Here are three ways I utilize the Google Earth. I hope you can take advantage of before chasing some gobblers this spring.
Cover types using the imagery clock:
(If you’re hunting the same piece of land as previous years, this tool may not be as beneficial to you). Once selecting the clock, a sliding bar is shown, and you can go back in time to view archived imagery stored in Google’s database. As I go through the various years, I pay close attention to imagery taken in the spring. Spring images can provide a great amount of information including the location of coniferous trees, where early green up occurs or where there may be large stands of hardwoods.
The wild turkey inhabits all types of habitat and terrain features. It is important to know the terrain you’ll be hunting as it may impact your hunting methods. Google Earth makes it easy to determine a wide arrange of terrain features. Their 3D viewer makes features such as cliffs, streams, or ditches easily identifiable.
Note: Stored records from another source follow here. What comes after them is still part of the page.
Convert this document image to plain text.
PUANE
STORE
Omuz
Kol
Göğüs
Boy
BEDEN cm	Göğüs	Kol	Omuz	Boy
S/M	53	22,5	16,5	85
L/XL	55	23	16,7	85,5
Finding ‘hidden’ hot spots:
Have you ever had a gobbler fired up, but he never seemed to leave a particular spot? That gobbler was likely stuck in one of his favorite strutting spots. It may include an old logging road going up the side of a bluff or a slight opening in the woods from when it was pastured many years ago. Whatever the case may be, looking at your hunting property from above can help you easily locate those ‘hidden’ hot spots that are not as easily found from the ground.
If you haven’t done so already, be sure to utilize digital maps before your upcoming hunt this year. It’ll help you cover more ground, find those roosting locations and show you those ‘hidden’ hot spots where a gobbler might get hung up.